RussianStem Проверить корректность подбора по словарям и правилам
Here is a pipeline example using the CLI function get-tokens
of the package
"Grammar::TokenProcessing",
[AAp1]:
get-tokens ./DataQueryPhrases-template | RussianStem --format=raku
# ("ассоциац", "ассоциирован", "ассоциирова", "безопасн", "восходя", "выбер", "заказа", "комбайн", "крестообразн",
# "поверхност", "мутирова", "обзор", "обобщ", "переименова", "пол", "просмотрет", "разгруппирова", "разделител",
# "распла", "расстав", "символ", "слит", "слиян", "сплит", "табулирова", "тольк", "убыва", "уверен", "форм",
# "формат", "формирова", "формул", "широк")

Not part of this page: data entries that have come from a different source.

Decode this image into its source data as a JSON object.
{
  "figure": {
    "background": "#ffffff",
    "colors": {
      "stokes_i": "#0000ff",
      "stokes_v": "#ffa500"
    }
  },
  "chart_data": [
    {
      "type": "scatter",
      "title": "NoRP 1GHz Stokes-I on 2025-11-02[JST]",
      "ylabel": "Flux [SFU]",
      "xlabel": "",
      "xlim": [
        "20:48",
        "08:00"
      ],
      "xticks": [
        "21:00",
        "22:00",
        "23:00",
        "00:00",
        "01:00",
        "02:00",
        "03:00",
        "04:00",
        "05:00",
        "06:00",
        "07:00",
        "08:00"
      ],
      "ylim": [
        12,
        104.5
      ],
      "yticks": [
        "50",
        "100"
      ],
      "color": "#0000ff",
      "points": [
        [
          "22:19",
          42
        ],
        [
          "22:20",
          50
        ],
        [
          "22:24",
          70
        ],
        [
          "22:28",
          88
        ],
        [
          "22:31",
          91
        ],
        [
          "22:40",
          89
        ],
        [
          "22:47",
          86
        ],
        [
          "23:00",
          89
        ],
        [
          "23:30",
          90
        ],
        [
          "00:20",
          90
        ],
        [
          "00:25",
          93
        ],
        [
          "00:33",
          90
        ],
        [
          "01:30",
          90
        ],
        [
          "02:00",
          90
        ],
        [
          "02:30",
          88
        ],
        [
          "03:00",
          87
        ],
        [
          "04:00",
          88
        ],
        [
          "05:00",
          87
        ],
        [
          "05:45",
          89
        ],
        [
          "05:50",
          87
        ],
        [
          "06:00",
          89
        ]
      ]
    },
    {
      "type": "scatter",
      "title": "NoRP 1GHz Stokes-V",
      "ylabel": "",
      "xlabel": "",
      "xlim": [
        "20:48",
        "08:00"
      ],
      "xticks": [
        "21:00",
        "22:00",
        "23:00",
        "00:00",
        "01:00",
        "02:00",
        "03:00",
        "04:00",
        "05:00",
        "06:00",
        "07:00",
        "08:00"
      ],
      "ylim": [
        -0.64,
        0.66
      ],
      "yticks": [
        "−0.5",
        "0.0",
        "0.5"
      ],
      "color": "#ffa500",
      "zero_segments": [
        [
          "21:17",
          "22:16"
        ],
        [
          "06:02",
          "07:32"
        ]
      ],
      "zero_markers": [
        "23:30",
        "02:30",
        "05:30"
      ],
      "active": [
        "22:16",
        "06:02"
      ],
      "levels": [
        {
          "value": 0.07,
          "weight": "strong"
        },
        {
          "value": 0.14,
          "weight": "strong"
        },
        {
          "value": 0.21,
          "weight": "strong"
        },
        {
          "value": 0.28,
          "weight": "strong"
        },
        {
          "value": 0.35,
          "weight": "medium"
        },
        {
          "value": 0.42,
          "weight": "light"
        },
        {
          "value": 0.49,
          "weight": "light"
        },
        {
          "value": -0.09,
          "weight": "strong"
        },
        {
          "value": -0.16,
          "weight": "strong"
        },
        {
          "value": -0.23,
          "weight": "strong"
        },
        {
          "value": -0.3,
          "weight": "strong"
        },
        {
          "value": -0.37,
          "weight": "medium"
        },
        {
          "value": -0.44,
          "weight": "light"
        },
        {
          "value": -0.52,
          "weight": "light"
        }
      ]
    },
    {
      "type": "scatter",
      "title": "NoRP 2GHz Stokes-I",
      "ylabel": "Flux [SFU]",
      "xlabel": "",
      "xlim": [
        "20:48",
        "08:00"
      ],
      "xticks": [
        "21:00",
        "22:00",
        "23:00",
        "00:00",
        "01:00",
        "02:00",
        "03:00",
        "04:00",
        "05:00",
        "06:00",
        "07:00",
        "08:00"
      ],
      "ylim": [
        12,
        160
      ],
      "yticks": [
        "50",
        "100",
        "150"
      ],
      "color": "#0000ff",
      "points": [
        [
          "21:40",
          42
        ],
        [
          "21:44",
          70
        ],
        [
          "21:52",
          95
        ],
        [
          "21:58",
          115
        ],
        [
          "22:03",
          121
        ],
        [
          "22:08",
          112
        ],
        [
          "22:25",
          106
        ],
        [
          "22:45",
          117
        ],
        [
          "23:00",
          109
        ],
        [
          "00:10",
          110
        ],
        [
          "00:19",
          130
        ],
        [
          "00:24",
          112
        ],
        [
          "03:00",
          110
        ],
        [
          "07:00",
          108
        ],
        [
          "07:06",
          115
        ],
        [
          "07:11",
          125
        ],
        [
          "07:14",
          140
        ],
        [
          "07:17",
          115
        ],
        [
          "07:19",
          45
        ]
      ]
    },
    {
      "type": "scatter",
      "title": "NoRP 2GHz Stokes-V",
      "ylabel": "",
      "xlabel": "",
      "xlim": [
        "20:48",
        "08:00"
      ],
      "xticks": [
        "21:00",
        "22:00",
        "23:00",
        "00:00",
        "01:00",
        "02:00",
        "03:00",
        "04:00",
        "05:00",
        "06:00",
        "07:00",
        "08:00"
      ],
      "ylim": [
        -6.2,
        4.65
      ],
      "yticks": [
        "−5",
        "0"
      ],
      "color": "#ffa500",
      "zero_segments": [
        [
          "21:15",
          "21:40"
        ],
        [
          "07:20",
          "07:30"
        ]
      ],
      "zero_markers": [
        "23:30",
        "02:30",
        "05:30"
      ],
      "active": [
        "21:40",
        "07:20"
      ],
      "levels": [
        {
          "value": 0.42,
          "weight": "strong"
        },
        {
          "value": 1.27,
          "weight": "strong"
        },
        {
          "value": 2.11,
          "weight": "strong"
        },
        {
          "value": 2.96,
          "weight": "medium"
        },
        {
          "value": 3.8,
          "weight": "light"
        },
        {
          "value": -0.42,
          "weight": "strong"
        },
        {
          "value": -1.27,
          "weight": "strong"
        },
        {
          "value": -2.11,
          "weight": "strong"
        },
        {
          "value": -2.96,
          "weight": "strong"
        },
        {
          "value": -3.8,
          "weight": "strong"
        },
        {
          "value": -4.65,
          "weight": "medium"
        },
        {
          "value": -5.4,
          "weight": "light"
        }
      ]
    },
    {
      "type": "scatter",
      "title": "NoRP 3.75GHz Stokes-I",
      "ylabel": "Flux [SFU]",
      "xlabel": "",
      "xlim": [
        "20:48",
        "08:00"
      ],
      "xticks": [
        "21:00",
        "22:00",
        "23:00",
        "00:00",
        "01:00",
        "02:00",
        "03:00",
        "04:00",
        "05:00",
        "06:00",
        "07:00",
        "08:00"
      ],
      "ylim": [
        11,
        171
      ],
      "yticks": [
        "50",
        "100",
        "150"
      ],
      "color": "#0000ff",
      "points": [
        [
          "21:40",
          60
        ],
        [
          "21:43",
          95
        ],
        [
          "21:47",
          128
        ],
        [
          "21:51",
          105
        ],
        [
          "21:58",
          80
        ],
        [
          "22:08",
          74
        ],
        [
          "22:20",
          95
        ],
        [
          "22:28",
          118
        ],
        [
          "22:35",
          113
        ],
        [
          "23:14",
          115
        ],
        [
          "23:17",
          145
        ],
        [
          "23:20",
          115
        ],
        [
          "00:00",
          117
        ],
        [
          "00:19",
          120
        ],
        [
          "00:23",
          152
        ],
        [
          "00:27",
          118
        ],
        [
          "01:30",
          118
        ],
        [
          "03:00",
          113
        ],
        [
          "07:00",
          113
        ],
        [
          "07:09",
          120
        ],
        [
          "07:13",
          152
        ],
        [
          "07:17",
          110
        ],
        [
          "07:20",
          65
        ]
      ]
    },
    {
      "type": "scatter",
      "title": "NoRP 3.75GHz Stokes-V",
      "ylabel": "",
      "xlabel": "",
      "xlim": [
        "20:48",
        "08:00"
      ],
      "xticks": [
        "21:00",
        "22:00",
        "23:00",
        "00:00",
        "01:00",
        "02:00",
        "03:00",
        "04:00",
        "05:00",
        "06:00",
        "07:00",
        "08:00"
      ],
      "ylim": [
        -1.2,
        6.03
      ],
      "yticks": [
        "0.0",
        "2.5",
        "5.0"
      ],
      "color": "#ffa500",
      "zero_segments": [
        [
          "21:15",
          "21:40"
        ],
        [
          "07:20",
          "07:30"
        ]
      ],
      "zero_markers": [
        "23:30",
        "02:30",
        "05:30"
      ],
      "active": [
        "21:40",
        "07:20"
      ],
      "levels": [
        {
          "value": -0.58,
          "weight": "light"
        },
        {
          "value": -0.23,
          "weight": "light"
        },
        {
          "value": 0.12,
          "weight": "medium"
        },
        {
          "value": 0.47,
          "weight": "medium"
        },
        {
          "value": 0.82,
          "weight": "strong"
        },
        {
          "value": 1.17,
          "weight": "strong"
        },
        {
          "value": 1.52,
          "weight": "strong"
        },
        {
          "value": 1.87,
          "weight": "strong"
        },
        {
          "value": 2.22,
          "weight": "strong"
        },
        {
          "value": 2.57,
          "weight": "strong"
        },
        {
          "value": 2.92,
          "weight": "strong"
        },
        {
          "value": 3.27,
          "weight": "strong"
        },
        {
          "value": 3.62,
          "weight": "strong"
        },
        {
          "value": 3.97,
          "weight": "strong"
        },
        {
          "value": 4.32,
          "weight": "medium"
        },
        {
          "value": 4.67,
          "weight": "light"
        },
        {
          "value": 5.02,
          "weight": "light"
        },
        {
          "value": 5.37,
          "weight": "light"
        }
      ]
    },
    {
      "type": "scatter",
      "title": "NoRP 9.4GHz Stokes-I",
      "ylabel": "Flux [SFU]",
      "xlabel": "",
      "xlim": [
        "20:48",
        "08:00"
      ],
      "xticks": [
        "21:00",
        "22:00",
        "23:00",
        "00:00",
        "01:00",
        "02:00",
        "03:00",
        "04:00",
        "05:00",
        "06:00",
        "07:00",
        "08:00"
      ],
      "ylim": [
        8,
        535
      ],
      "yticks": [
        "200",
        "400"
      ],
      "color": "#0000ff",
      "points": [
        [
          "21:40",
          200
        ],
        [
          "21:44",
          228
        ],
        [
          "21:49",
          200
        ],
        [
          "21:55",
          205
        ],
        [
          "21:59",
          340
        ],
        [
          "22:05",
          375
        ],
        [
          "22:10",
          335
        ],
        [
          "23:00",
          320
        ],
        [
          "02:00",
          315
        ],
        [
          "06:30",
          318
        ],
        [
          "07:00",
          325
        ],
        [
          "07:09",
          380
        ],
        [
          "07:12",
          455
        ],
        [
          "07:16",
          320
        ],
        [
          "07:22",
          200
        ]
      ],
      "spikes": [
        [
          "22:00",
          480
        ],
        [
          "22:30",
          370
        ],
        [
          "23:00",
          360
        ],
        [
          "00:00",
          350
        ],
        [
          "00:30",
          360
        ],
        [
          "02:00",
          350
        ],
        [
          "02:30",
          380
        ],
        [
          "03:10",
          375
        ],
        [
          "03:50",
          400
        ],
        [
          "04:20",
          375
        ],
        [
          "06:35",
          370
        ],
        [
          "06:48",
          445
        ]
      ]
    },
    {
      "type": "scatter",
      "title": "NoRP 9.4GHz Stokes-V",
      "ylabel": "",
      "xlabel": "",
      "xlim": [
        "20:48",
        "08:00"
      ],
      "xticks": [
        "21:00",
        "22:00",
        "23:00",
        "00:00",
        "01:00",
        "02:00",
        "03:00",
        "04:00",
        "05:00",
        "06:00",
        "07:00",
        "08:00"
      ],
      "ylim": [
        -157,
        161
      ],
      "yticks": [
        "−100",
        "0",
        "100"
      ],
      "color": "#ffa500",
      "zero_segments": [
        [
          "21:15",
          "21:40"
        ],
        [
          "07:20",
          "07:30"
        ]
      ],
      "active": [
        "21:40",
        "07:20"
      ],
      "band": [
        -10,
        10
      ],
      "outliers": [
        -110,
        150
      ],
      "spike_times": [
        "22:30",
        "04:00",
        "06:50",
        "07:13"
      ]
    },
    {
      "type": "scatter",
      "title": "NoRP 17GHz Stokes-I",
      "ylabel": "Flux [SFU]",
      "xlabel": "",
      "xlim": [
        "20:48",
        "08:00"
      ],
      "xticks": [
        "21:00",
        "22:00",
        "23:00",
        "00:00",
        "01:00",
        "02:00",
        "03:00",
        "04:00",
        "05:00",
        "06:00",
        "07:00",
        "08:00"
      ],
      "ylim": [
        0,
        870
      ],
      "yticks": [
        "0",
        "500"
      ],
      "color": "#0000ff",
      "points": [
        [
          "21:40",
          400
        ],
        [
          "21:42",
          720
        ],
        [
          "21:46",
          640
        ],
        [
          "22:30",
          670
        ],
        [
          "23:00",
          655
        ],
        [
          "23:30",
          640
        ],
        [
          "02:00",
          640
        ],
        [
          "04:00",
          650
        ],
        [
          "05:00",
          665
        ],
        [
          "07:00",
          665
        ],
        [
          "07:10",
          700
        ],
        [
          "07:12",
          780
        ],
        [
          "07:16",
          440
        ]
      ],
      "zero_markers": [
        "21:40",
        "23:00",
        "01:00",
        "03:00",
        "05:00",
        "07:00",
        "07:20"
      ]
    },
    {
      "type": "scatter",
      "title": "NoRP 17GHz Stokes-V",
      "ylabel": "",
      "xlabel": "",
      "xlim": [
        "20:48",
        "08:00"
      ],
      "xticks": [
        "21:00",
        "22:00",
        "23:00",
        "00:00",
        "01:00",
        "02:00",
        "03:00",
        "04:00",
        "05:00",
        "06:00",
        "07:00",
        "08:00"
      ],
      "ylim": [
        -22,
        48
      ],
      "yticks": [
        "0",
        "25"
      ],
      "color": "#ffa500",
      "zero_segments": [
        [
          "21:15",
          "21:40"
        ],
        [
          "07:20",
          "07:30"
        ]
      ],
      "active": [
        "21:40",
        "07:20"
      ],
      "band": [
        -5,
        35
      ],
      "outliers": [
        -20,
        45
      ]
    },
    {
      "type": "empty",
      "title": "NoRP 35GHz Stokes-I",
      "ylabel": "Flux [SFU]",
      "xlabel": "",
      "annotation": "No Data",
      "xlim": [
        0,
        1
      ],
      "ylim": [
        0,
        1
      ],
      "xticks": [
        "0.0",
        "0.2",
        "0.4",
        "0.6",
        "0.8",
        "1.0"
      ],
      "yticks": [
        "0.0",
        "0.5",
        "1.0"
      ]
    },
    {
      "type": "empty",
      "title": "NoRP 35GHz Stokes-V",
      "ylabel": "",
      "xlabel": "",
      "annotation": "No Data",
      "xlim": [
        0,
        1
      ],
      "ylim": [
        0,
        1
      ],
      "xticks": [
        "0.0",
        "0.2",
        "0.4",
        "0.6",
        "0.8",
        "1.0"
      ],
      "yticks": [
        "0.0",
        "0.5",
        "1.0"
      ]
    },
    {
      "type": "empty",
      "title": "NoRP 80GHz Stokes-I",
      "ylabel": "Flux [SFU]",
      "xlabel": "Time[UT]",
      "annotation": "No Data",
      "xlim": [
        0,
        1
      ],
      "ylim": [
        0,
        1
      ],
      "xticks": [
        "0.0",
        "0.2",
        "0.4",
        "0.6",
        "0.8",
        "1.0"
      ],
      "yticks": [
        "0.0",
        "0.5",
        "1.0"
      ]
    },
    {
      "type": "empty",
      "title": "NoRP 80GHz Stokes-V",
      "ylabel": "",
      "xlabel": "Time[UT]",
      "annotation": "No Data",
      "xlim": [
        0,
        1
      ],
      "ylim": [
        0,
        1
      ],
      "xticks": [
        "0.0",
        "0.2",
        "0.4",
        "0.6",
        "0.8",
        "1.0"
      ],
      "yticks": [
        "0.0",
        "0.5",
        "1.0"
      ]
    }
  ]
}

Remark: These kind of tokens (literals) transformations are used in the packages "DSL::Bulgarian", [AAp2], and "DSL::Russian", [AAp3],
Implementation notes
Reprogrammed to Raku from : https://github.com/neilb/Lingua-Stem-Ru/blob/master/lib/Lingua/Stem/Ru.pm .
TODO
DONE Respect the word case in the returned result.
RussianStem('ТАБЛА')
should return'ТАБЛ'
.(Not
'табл'
as it currently does.)
DONE CLI that can be inserted in UNIX pipelines.
TODO Performance statistics.
TODO More detailed documentation.
References
Articles
[SNa1] Snowball Team, Russian stemming algorithm, (2002), snowball.tartarus.org.
Packages
[AAp1] Anton Antonov, Grammar::TokenProcessing Raku package, (2022), GitHub/antononcube.
[AAp2] Anton Antonov, DSL::Bulgarian Raku package, (2022), GitHub/antononcube.
[AAp3] Anton Antonov, DSL::Russian Raku package, (2023), GitHub/antononcube.